Onepco Supply Constraints and Conversion Challenges
Despite the rebound, Onepco remains constrained by supply and process bottlenecks, with the company estimating that 40%–45% of patients drop off between enrollment form and shipment. A backlog of about 570 patients, down from roughly 700, still needs to be converted, and management cautioned that Q1 improvements largely reflected March activity, leaving full recovery dependent on further processing gains and steady supply.
Second-Supplier Dependence and Regulatory Timing Risk
To reduce supply risk, Supernus plans to submit its second supplier for regulatory review in the third quarter of 2026, with potential approval by mid‑2027 assuming a six‑ to nine‑month review. Management stressed that the timeline ultimately depends on U.S. regulators’ review and inspections, leaving the company exposed to potential delays before full redundancy is secured.
GAAP Losses and Wide Earnings Guidance Range
The quarter still produced a GAAP operating loss of $8.3 million, albeit better than the $10.3 million loss a year earlier, highlighting that profitability is not yet firmly established on a GAAP basis. Full‑year GAAP operating earnings guidance of $0 to $30 million is notably wide, reflecting ongoing uncertainty around execution, costs and timing of key initiatives.
GAAP vs. Non-GAAP Gap Highlights Volatility
Guidance underscores a substantial gap between GAAP and non‑GAAP expectations, with non‑GAAP operating earnings forecast at $140 million to $170 million versus just $0 to $30 million on a GAAP basis. This implies sizable reconciling items and suggests that investors should brace for potential volatility between reported GAAP results and adjusted performance metrics.
Early-Stage Uncertainty in Persistence Metrics
Management cautioned that persistence and refill behavior for Onepco and other recently restarted programs remain in early stages and are not yet well characterized. The company flagged titration‑related dropouts and limited real‑world data, meaning long‑term adherence and revenue durability still carry meaningful uncertainty.
Guidance and Outlook Emphasize Growth with Caution
Supernus reaffirmed 2026 guidance for total revenues between $840 million and $870 million and combined R&D and SG&A of $620 million to $650 million, targeting GAAP operating earnings of $0 to $30 million and non‑GAAP operating earnings of $140 million to $170 million.

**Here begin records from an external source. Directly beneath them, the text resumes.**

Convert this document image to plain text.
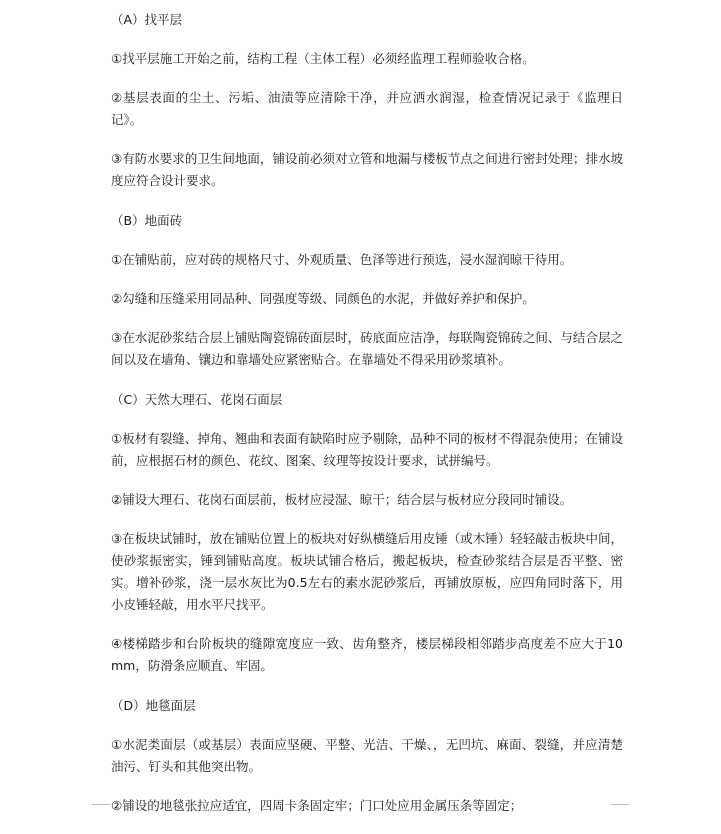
（A）找平层
①找平层施工开始之前，结构工程（主体工程）必须经监理工程师验收合格。
②基层表面的尘土、污垢、油渍等应清除干净，并应洒水润湿，检查情况记录于《监理日记》。
③有防水要求的卫生间地面，铺设前必须对立管和地漏与楼板节点之间进行密封处理；排水坡度应符合设计要求。
（B）地面砖
①在铺贴前，应对砖的规格尺寸、外观质量、色泽等进行预选，浸水湿润晾干待用。
②勾缝和压缝采用同品种、同强度等级、同颜色的水泥，并做好养护和保护。
③在水泥砂浆结合层上铺贴陶瓷锦砖面层时，砖底面应洁净，每联陶瓷锦砖之间、与结合层之间以及在墙角、镶边和靠墙处应紧密贴合。在靠墙处不得采用砂浆填补。
（C）天然大理石、花岗石面层
①板材有裂缝、掉角、翘曲和表面有缺陷时应予剔除，品种不同的板材不得混杂使用；在铺设前，应根据石材的颜色、花纹、图案、纹理等按设计要求，试拼编号。
②铺设大理石、花岗石面层前，板材应浸湿、晾干；结合层与板材应分段同时铺设。
③在板块试铺时，放在铺贴位置上的板块对好纵横缝后用皮锤（或木锤）轻轻敲击板块中间，使砂浆振密实，锤到铺贴高度。板块试铺合格后，搬起板块，检查砂浆结合层是否平整、密实。增补砂浆，浇一层水灰比为0.5左右的素水泥砂浆后，再铺放原板，应四角同时落下，用小皮锤轻敲，用水平尺找平。
④楼梯踏步和台阶板块的缝隙宽度应一致、齿角整齐，楼层梯段相邻踏步高度差不应大于10mm，防滑条应顺直、牢固。
（D）地毯面层
①水泥类面层（或基层）表面应坚硬、平整、光洁、干燥、，无凹坑、麻面、裂缝，并应清楚油污、钉头和其他突出物。
②铺设的地毯张拉应适宜，四周卡条固定牢；门口处应用金属压条等固定；
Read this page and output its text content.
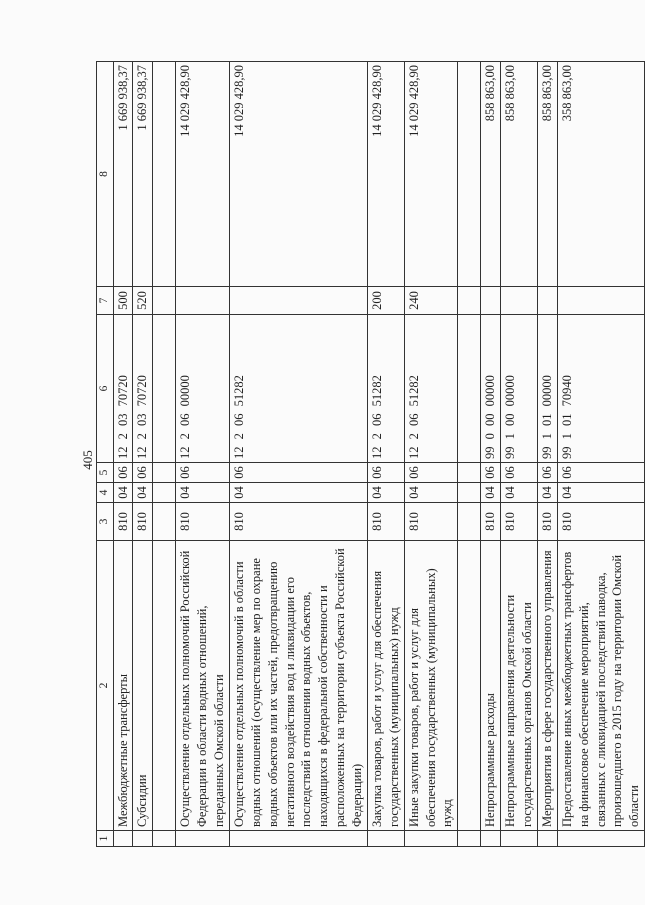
405
1	2	3	4	5	6	7	8
	Межбюджетные трансферты	810	04	06	12 2 03 70720	500	1 669 938,37
	Субсидии	810	04	06	12 2 03 70720	520	1 669 938,37

	Осуществление отдельных полномочий Российской Федерации в области водных отношений, переданных Омской области	810	04	06	12 2 06 00000		14 029 428,90
	Осуществление отдельных полномочий в области водных отношений (осуществление мер по охране водных объектов или их частей, предотвращению негативного воздействия вод и ликвидации его последствий в отношении водных объектов, находящихся в федеральной собственности и расположенных на территории субъекта Российской Федерации)	810	04	06	12 2 06 51282		14 029 428,90
	Закупка товаров, работ и услуг для обеспечения государственных (муниципальных) нужд	810	04	06	12 2 06 51282	200	14 029 428,90
	Иные закупки товаров, работ и услуг для обеспечения государственных (муниципальных) нужд	810	04	06	12 2 06 51282	240	14 029 428,90

	Непрограммные расходы	810	04	06	99 0 00 00000		858 863,00
	Непрограммные направления деятельности государственных органов Омской области	810	04	06	99 1 00 00000		858 863,00
	Мероприятия в сфере государственного управления	810	04	06	99 1 01 00000		858 863,00
	Предоставление иных межбюджетных трансфертов на финансовое обеспечение мероприятий, связанных с ликвидацией последствий паводка, произошедшего в 2015 году на территории Омской области	810	04	06	99 1 01 70940		358 863,00
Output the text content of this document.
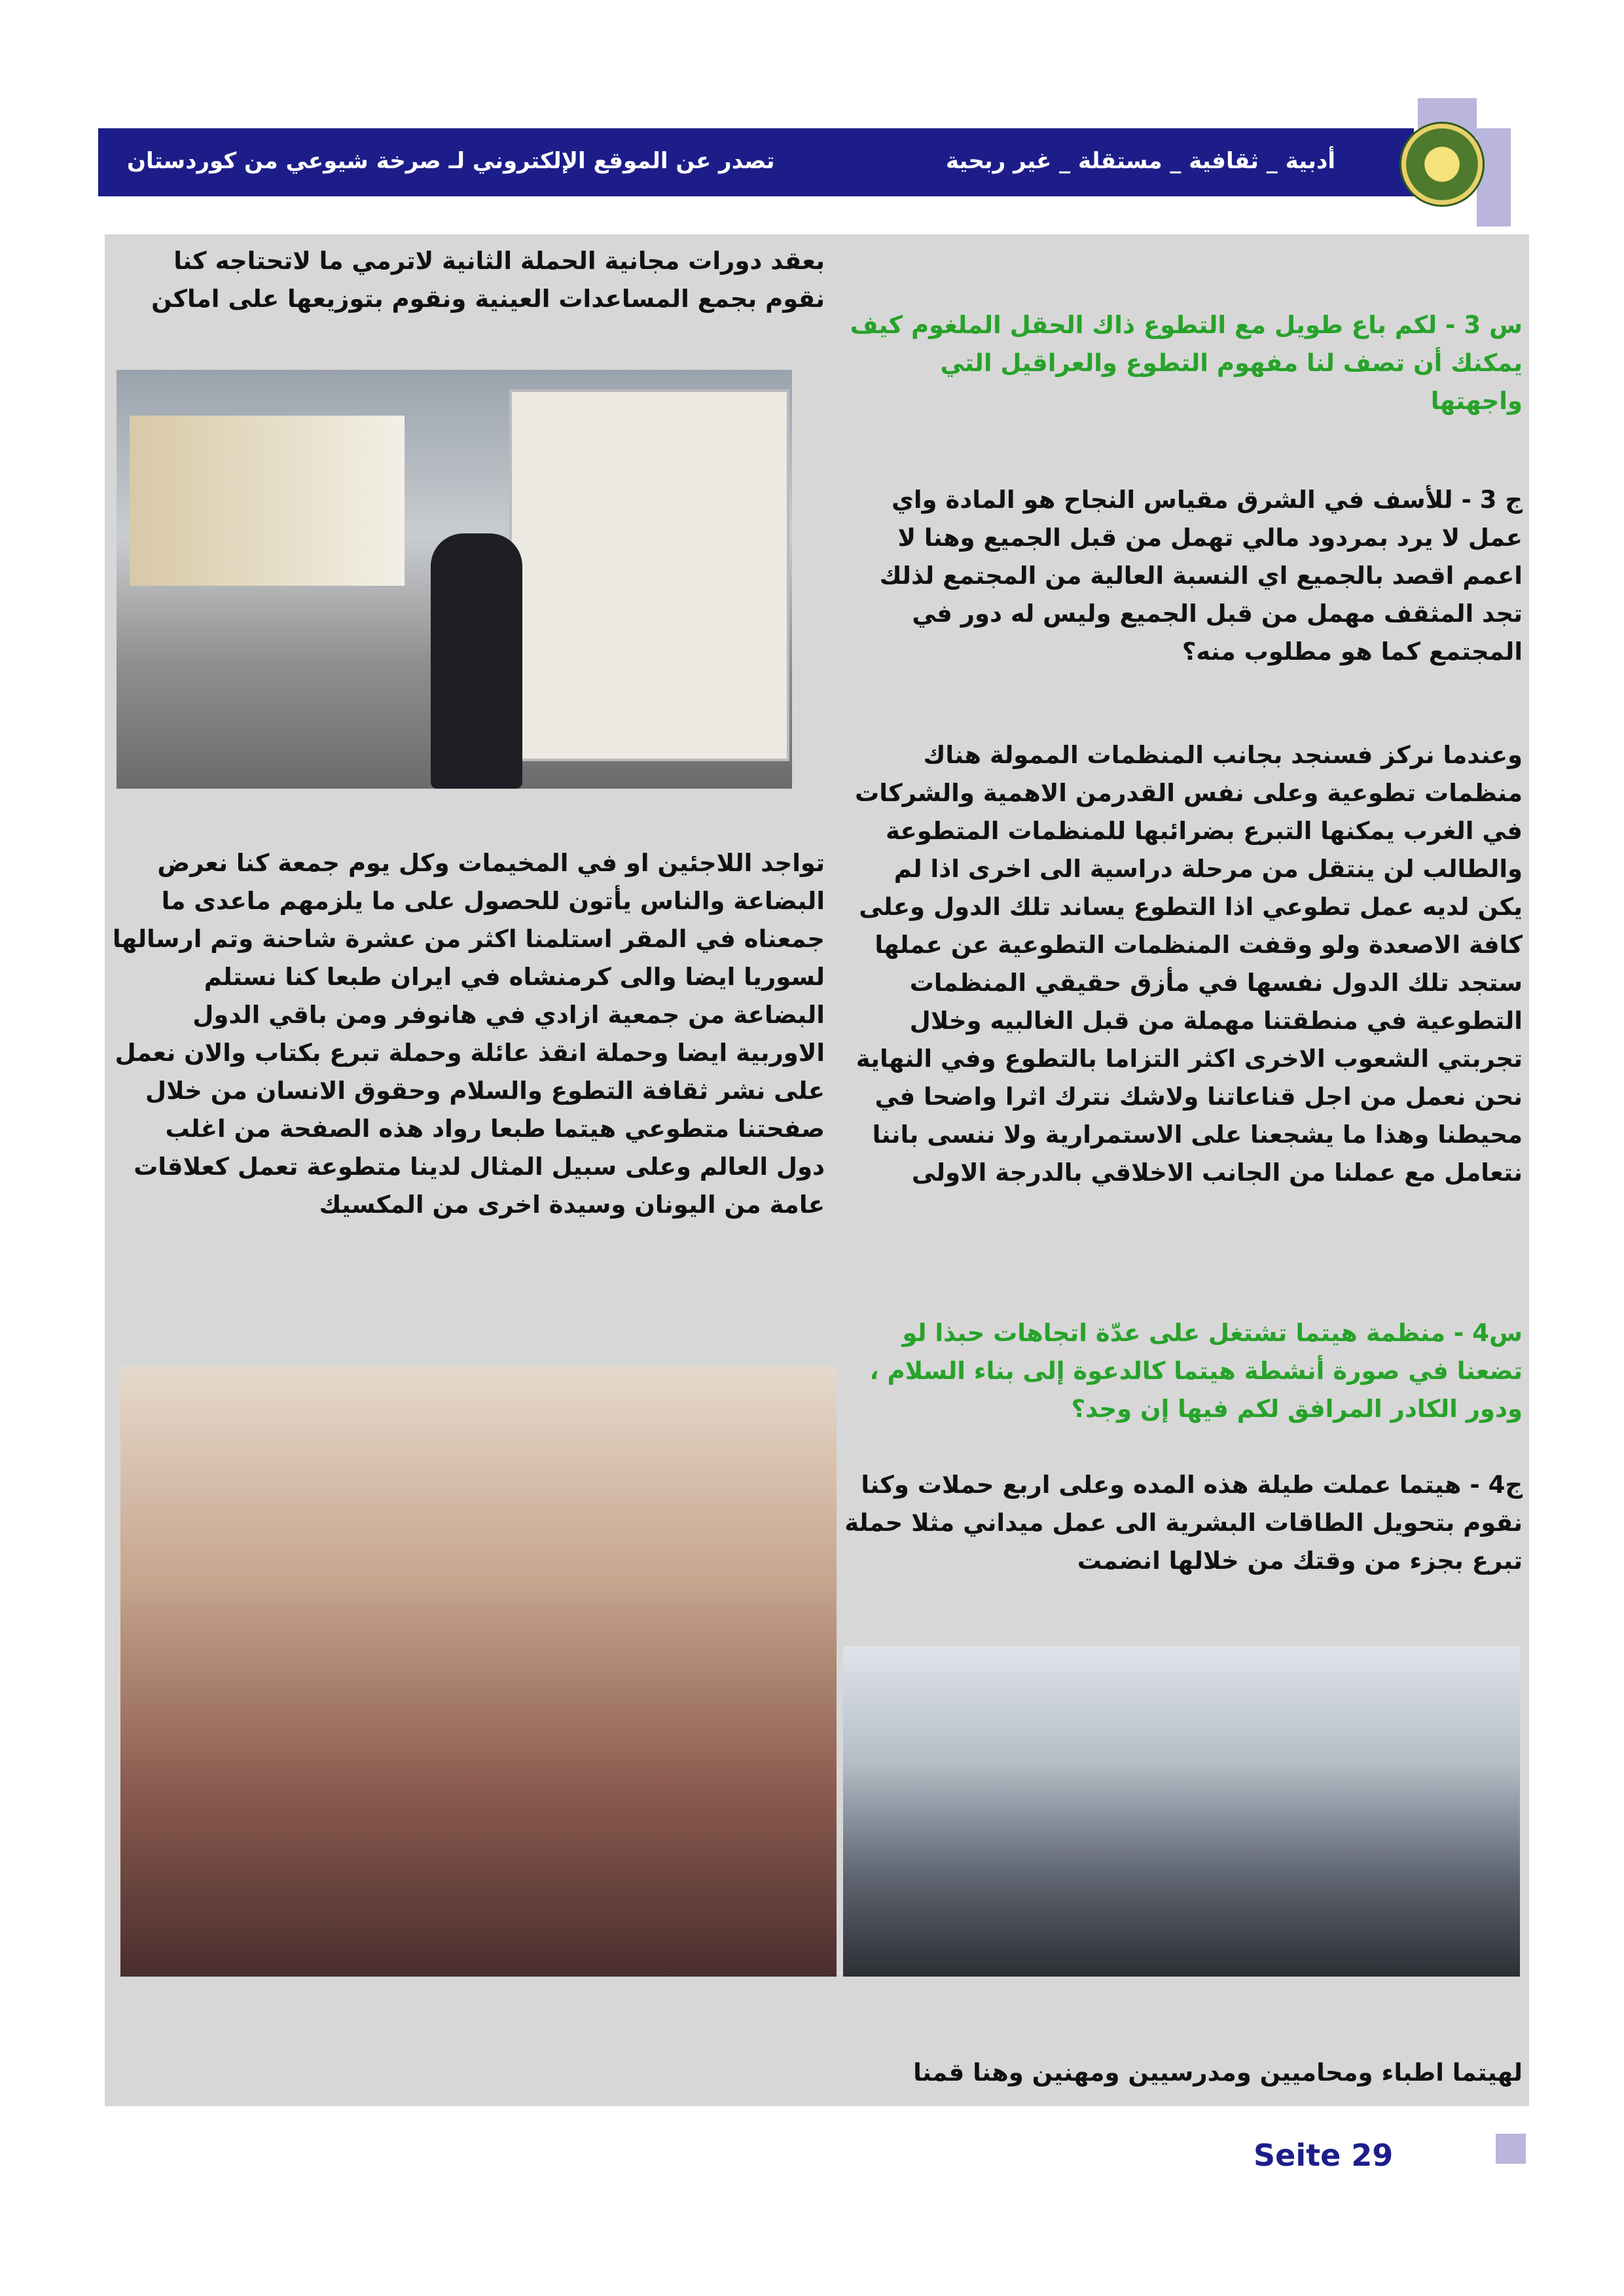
تصدر عن الموقع الإلكتروني لـ صرخة شيوعي من كوردستان	أدبية _ ثقافية _ مستقلة _ غير ربحية
بعقد دورات مجانية الحملة الثانية لاترمي ما لاتحتاجه كنا نقوم بجمع المساعدات العينية ونقوم بتوزيعها على اماكن
تواجد اللاجئين او في المخيمات وكل يوم جمعة كنا نعرض البضاعة والناس يأتون للحصول على ما يلزمهم ماعدى ما جمعناه في المقر استلمنا اكثر من عشرة شاحنة وتم ارسالها لسوريا ايضا والى كرمنشاه في ايران طبعا كنا نستلم البضاعة من جمعية ازادي في هانوفر ومن باقي الدول الاوربية ايضا وحملة انقذ عائلة وحملة تبرع بكتاب والان نعمل على نشر ثقافة التطوع والسلام وحقوق الانسان من خلال صفحتنا متطوعي هيتما طبعا رواد هذه الصفحة من اغلب دول العالم وعلى سبيل المثال لدينا متطوعة تعمل كعلاقات عامة من اليونان وسيدة اخرى من المكسيك
س 3 - لكم باع طويل مع التطوع ذاك الحقل الملغوم كيف يمكنك أن تصف لنا مفهوم التطوع والعراقيل التي واجهتها
ج 3 - للأسف في الشرق مقياس النجاح هو المادة واي عمل لا يرد بمردود مالي تهمل من قبل الجميع وهنا لا اعمم اقصد بالجميع اي النسبة العالية من المجتمع لذلك تجد المثقف مهمل من قبل الجميع وليس له دور في المجتمع كما هو مطلوب منه؟
وعندما نركز فسنجد بجانب المنظمات الممولة هناك منظمات تطوعية وعلى نفس القدرمن الاهمية والشركات في الغرب يمكنها التبرع بضرائبها للمنظمات المتطوعة والطالب لن ينتقل من مرحلة دراسية الى اخرى اذا لم يكن لديه عمل تطوعي اذا التطوع يساند تلك الدول وعلى كافة الاصعدة ولو وقفت المنظمات التطوعية عن عملها ستجد تلك الدول نفسها في مأزق حقيقي المنظمات التطوعية في منطقتنا مهملة من قبل الغالبيه وخلال تجربتي الشعوب الاخرى اكثر التزاما بالتطوع وفي النهاية نحن نعمل من اجل قناعاتنا ولاشك نترك اثرا واضحا في محيطنا وهذا ما يشجعنا على الاستمرارية ولا ننسى باننا نتعامل مع عملنا من الجانب الاخلاقي بالدرجة الاولى
س4 - منظمة هيتما تشتغل على عدّة اتجاهات حبذا لو تضعنا في صورة أنشطة هيتما كالدعوة إلى بناء السلام ، ودور الكادر المرافق لكم فيها إن وجد؟
ج4 - هيتما عملت طيلة هذه المده وعلى اربع حملات وكنا نقوم بتحويل الطاقات البشرية الى عمل ميداني مثلا حملة تبرع بجزء من وقتك من خلالها انضمت
لهيتما اطباء ومحاميين ومدرسيين ومهنين وهنا قمنا
Seite 29
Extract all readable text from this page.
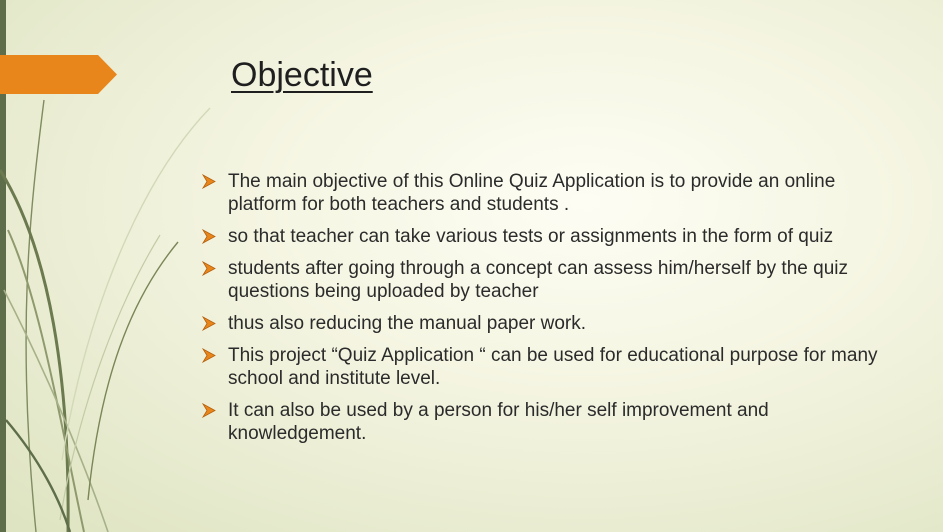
Objective
The main objective of this Online Quiz Application is to provide an online platform for both teachers and students .
so that teacher can take various tests or assignments in the form of quiz
students after going through a concept can assess him/herself by the quiz questions being uploaded by teacher
thus also reducing the manual paper work.
This project “Quiz Application “ can be used for educational purpose for many school and institute level.
It can also be used by a person for his/her self improvement and knowledgement.
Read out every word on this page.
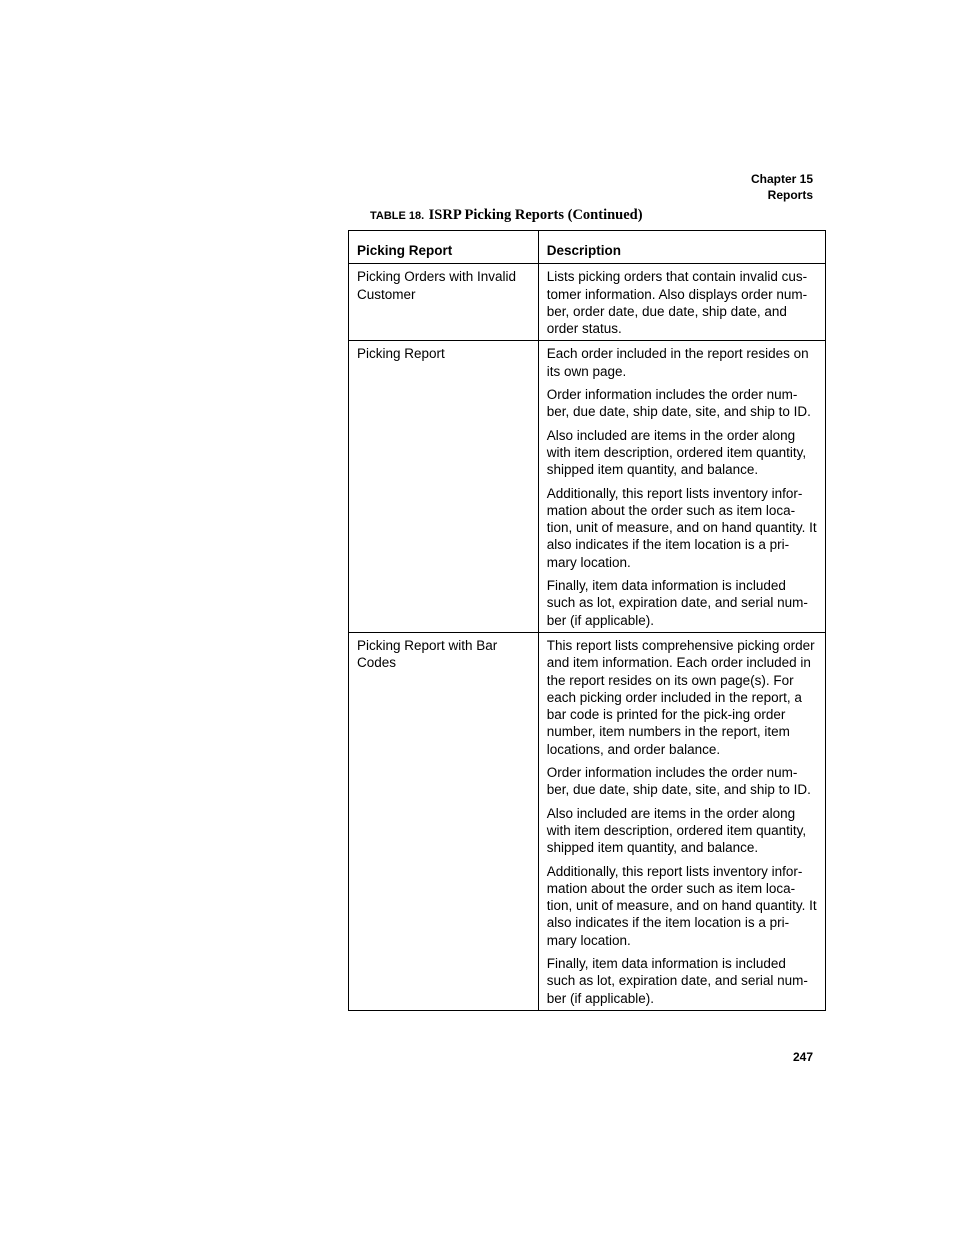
Chapter 15
Reports
TABLE 18. ISRP Picking Reports (Continued)
Picking Report	Description
Picking Orders with Invalid Customer	Lists picking orders that contain invalid cus-tomer information. Also displays order num-ber, order date, due date, ship date, and order status.

Picking Report	Each order included in the report resides on its own page.
Order information includes the order num-ber, due date, ship date, site, and ship to ID.
Also included are items in the order along with item description, ordered item quantity, shipped item quantity, and balance.
Additionally, this report lists inventory infor-mation about the order such as item loca-tion, unit of measure, and on hand quantity. It also indicates if the item location is a pri-mary location.
Finally, item data information is included such as lot, expiration date, and serial num-ber (if applicable).

Picking Report with Bar Codes	This report lists comprehensive picking order and item information. Each order included in the report resides on its own page(s). For each picking order included in the report, a bar code is printed for the pick-ing order number, item numbers in the report, item locations, and order balance.
Order information includes the order num-ber, due date, ship date, site, and ship to ID.
Also included are items in the order along with item description, ordered item quantity, shipped item quantity, and balance.
Additionally, this report lists inventory infor-mation about the order such as item loca-tion, unit of measure, and on hand quantity. It also indicates if the item location is a pri-mary location.
Finally, item data information is included such as lot, expiration date, and serial num-ber (if applicable).
247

The company also highlighted an expected regulatory filing for a second Onapro supplier in Q3 2026, potential approval before mid‑2027, plans to start a Phase 1 study for SPN‑443 in 2026, and the strength of its $384 million cash position with no debt.
Supernus’ earnings call painted a picture of a company in transition, leveraging strong top‑line growth and a healthy balance sheet while navigating higher costs, supply hurdles and evolving persistence trends. For investors, the story blends clear momentum in core and partnered products with execution and regulatory risks, suggesting that future quarters will test management’s ability to translate today’s growth into durable, GAAP‑level profitability.